Gay Sheriff Paul Babeu Prompts Intriguing Questions
Read the whole article here. It’s well written and well rounded.
A few days ago, the Yavapai Tea Party gathered at a church in rural Arizona to discuss the all-too-familiar topic of illegal immigration. Among the conservative, mostly over-55 crowd, it is a subject seen in black and white. Build a fence, add agents, reject amnesty—period.
And so it was all the more striking when, off to the side in a room with “Jesus Loves Us!!” written on a chalkboard, the conversation turned to the subject on everyone’s mind, if not the agenda: The conservative Arizona sheriff and Republican candidate for Congress who less than a week earlier had admitted to reporters, his constituents—indeed to the world—that he is gay.
The absolutes were, in large part, absent.
Consider the comments of Bill Halpin, a 64-year-old ex-Air Force pilot who serves on the local tea party board: “I care less. I just care less. Don’t preach it on me. Don’t push it on me and, by golly, I respect your rights.” And this from Mona Patton, the 60-year-old real estate agent who is the group’s president: “I’m a Christian, but who am I to make a judgment about somebody else? I don’t have that right, and I look beyond that. … I still believe in him. I still back him. I still like him. That doesn’t affect that.”

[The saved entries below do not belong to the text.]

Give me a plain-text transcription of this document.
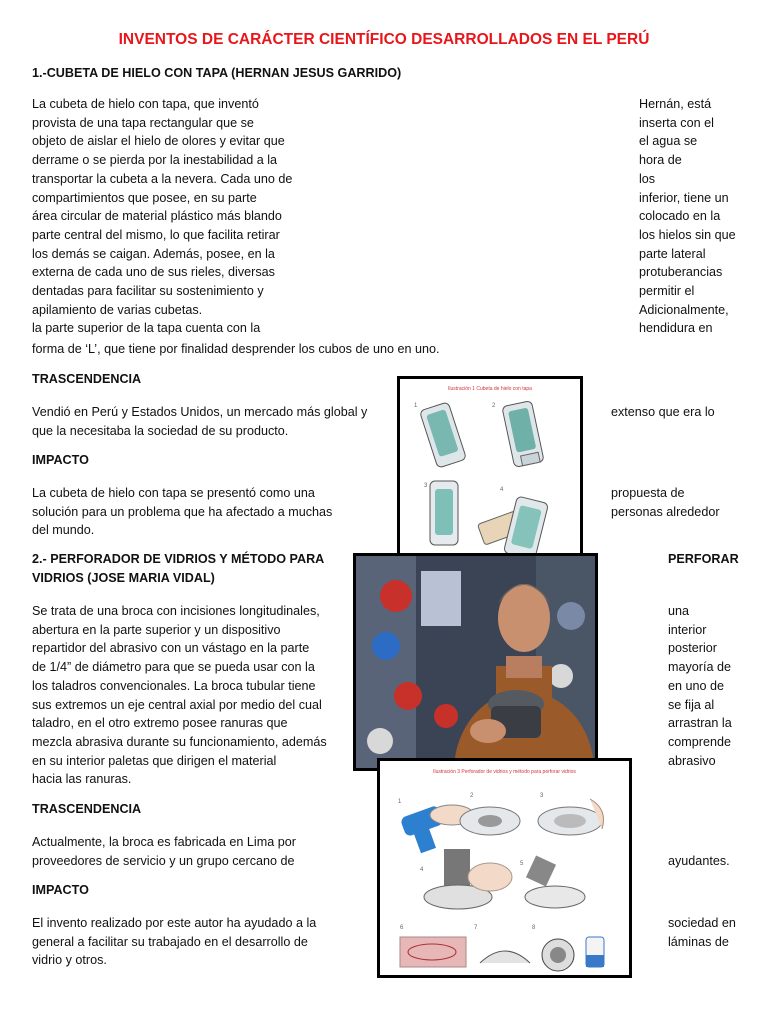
INVENTOS DE CARÁCTER CIENTÍFICO DESARROLLADOS EN EL PERÚ
1.-CUBETA DE HIELO CON TAPA (HERNAN JESUS GARRIDO)
La cubeta de hielo con tapa, que inventó
provista de una tapa rectangular que se
objeto de aislar el hielo de olores y evitar que
derrame o se pierda por la inestabilidad a la
transportar la cubeta a la nevera. Cada uno de
compartimientos que posee, en su parte
área circular de material plástico más blando
parte central del mismo, lo que facilita retirar
los demás se caigan. Además, posee, en la
externa de cada uno de sus rieles, diversas
dentadas para facilitar su sostenimiento y
apilamiento de varias cubetas.
la parte superior de la tapa cuenta con la
Hernán, está
inserta con el
el agua se
hora de
los
inferior, tiene un
colocado en la
los hielos sin que
parte lateral
protuberancias
permitir el
Adicionalmente,
hendidura en
forma de ‘L’, que tiene por finalidad desprender los cubos de uno en uno.
TRASCENDENCIA
Vendió en Perú y Estados Unidos, un mercado más global y
que la necesitaba la sociedad de su producto.
extenso que era lo
IMPACTO
La cubeta de hielo con tapa se presentó como una
solución para un problema que ha afectado a muchas
del mundo.
propuesta de
personas alrededor
2.- PERFORADOR DE VIDRIOS Y MÉTODO PARA
VIDRIOS (JOSE MARIA VIDAL)
PERFORAR
Se trata de una broca con incisiones longitudinales,
abertura en la parte superior y un dispositivo
repartidor del abrasivo con un vástago en la parte
de 1/4” de diámetro para que se pueda usar con la
los taladros convencionales. La broca tubular tiene
sus extremos un eje central axial por medio del cual
taladro, en el otro extremo posee ranuras que
mezcla abrasiva durante su funcionamiento, además
en su interior paletas que dirigen el material
hacia las ranuras.
una
interior
posterior
mayoría de
en uno de
se fija al
arrastran la
comprende
abrasivo
TRASCENDENCIA
Actualmente, la broca es fabricada en Lima por
proveedores de servicio y un grupo cercano de	ayudantes.
IMPACTO
El invento realizado por este autor ha ayudado a la
general a facilitar su trabajado en el desarrollo de
vidrio y otros.
sociedad en
láminas de
Ilustración 1 Cubeta de hielo con tapa
1	2
3
4
Ilustración 3 Perforador de vidrios y método para perforar vidrios
1
2	3
4
5
6	7	8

Then, on Friday, The Arizona Republic reported that the U.S. Office of Special Counsel is investigating whether one or more of Babeu’s employees at the sheriff’s office engaged in on-the-job politicking.
As a columnist for that newspaper wrote earlier in the week: “Sheriff Babeu is not in political (or perhaps legal) trouble because his lifestyle has been exposed. He’s in trouble because he was involved in a messy relationship that spilled over into his public life and has raised questions about his judgment. And when you’re running for the U.S. Congress your judgment is an issue. … It isn’t a gay thing. It’s a trust thing.”
Whatever the “thing” is, the reaction to it has—thus far—not been quite what some may have expected.
When Babeu posted a link to his news conference on his Facebook page and implored voters to “stand with me as we talk about the issues that matter,” more than 1,000 comments flooded in. While some expressed disappointment and said that the sheriff had lost their support or branded him a hypocrite for being gay and Republican, the vast majority supported Babeu—from locals who know him to out-of-staters declaring that they, too, are conservative and gay.